Review: Clybourne Park at Denver's Curious Theatre

Clybourne Park is the first play in Curious' Season 14.
I saw the Thursday night performance last week. I'd like to share the experience, as perceived from Row A, Seat 15 (a highly desirable location, by the way).
It almost seems as if this play is so huge, it can't be devoured in one bite. Clybourne Park has something for everyone. It looks at issues surrounding diversity, conformity, acceptability, and segregation, and somehow manages to speak with 50 years of philosophical meaning. Clybourne Park, the story, written as having taken place in a Chicago suburb, gives the viewer the idea that if this city could speak and form an opinion on culture, admissibility, and policy, this story performed by these actors would be the argument it would embrace. It's as if the city (and this could be attributed to any city in America) is the fly on the wall of discretion; hearing and feeling every comment from the point of desire, claiming retribution for the injustices aimed at every regret bestowed upon every heart, and then asking for deferential apology. The stage isn't big enough to house all these opinions with the passionate resolve it takes to deliver such a composition of personalities with such a commitment to disparity, yet these actors do it.
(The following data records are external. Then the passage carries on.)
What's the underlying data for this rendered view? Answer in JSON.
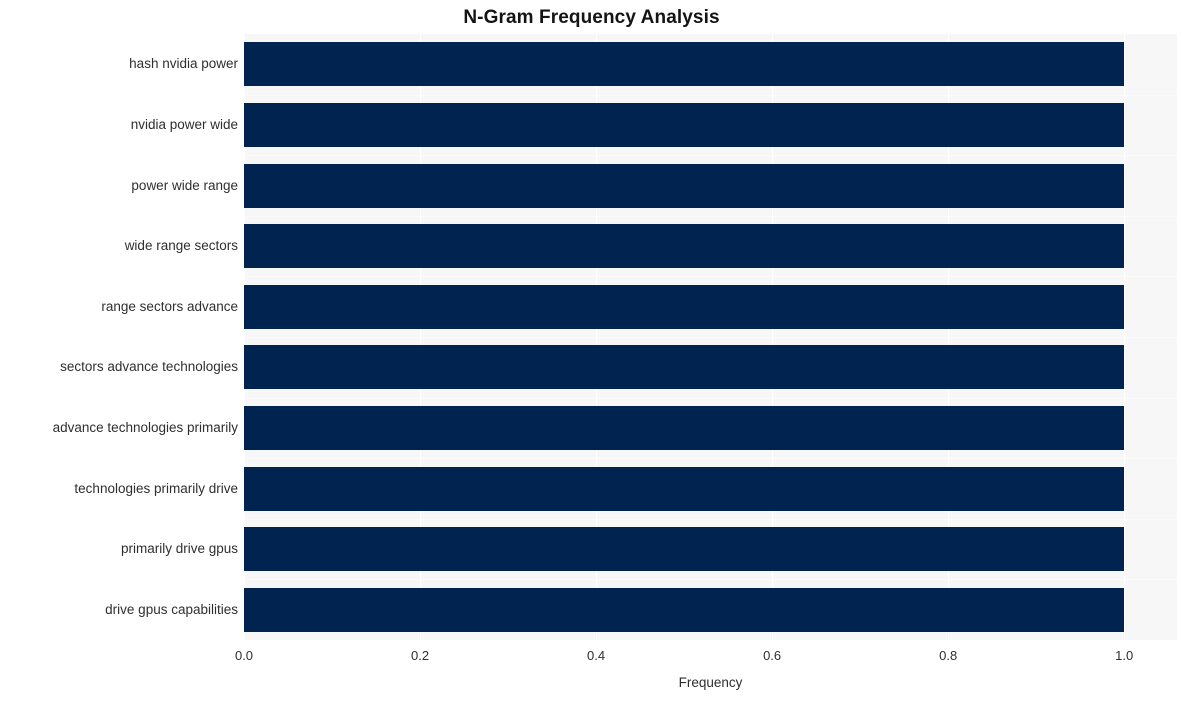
{
  "chart_data": {
    "type": "bar",
    "orientation": "horizontal",
    "title": "N-Gram Frequency Analysis",
    "xlabel": "Frequency",
    "ylabel": "",
    "categories": [
      "hash nvidia power",
      "nvidia power wide",
      "power wide range",
      "wide range sectors",
      "range sectors advance",
      "sectors advance technologies",
      "advance technologies primarily",
      "technologies primarily drive",
      "primarily drive gpus",
      "drive gpus capabilities"
    ],
    "values": [
      1.0,
      1.0,
      1.0,
      1.0,
      1.0,
      1.0,
      1.0,
      1.0,
      1.0,
      1.0
    ],
    "xlim": [
      0.0,
      1.06
    ],
    "xticks": [
      0.0,
      0.2,
      0.4,
      0.6,
      0.8,
      1.0
    ],
    "xtick_labels": [
      "0.0",
      "0.2",
      "0.4",
      "0.6",
      "0.8",
      "1.0"
    ],
    "grid": true,
    "legend": false,
    "bar_color": "#00234f",
    "plot_background": "#f7f7f8",
    "figure_background": "#ffffff",
    "gridline_color": "#ffffff",
    "text_color": "#2f2f2f",
    "title_color": "#141414"
  }
}
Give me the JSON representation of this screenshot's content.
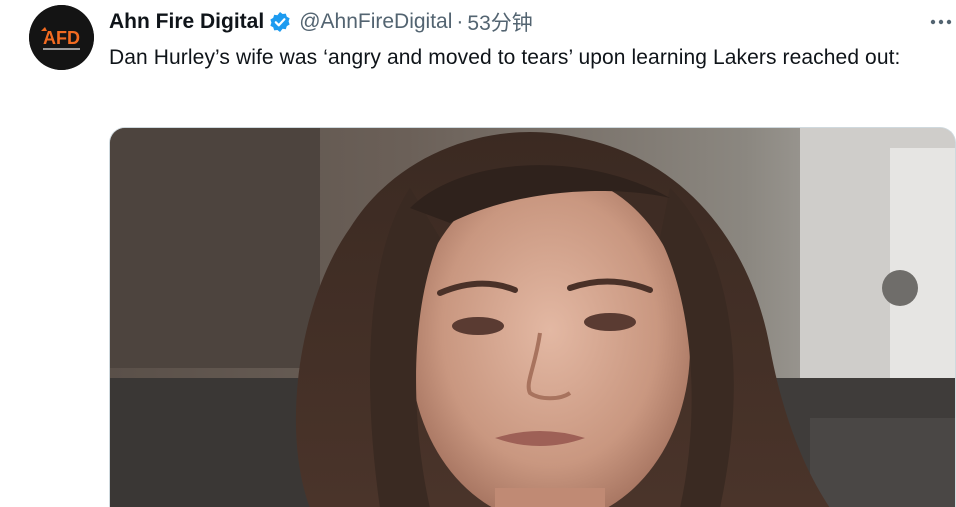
{
  "tweet": {
    "author_name": "Ahn Fire Digital",
    "handle": "@AhnFireDigital",
    "separator": "·",
    "time": "53分钟",
    "text": "Dan Hurley’s wife was ‘angry and moved to tears’ upon learning Lakers reached out:",
    "avatar_logo_text": "AFD",
    "verified_color": "#1d9bf0",
    "icons": {
      "verified": "verified-badge-icon",
      "more": "more-options-icon"
    },
    "media": {
      "kind": "video-thumbnail"
    }
  }
}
I found myself going numb with comprehension. Abundantly overwhelmed with angst. The actors manage somehow to re-invent themselves from one act to the next, allowing the audience to exasperate with relief. We've moved on, time has passed, wounds have gone unhealed, yet our lives, our beliefs and our
strengths, albeit with the constraints dictated by these four walls, have adapted. I focused on one element for composure... an umbrella, which in the first act represented care, faith, the physical barrier against a potential turn for the worse, and with the passing of time, had changed ownership. The umbrella which at first appeared to be propriety (we won't show up giving the appearance of discourse), had become unnecessary, except to say that we have it should need be.
This play is a must-see, but you don't have much time if you're in Denver. It's at Curious Theatre now, but ends October 15.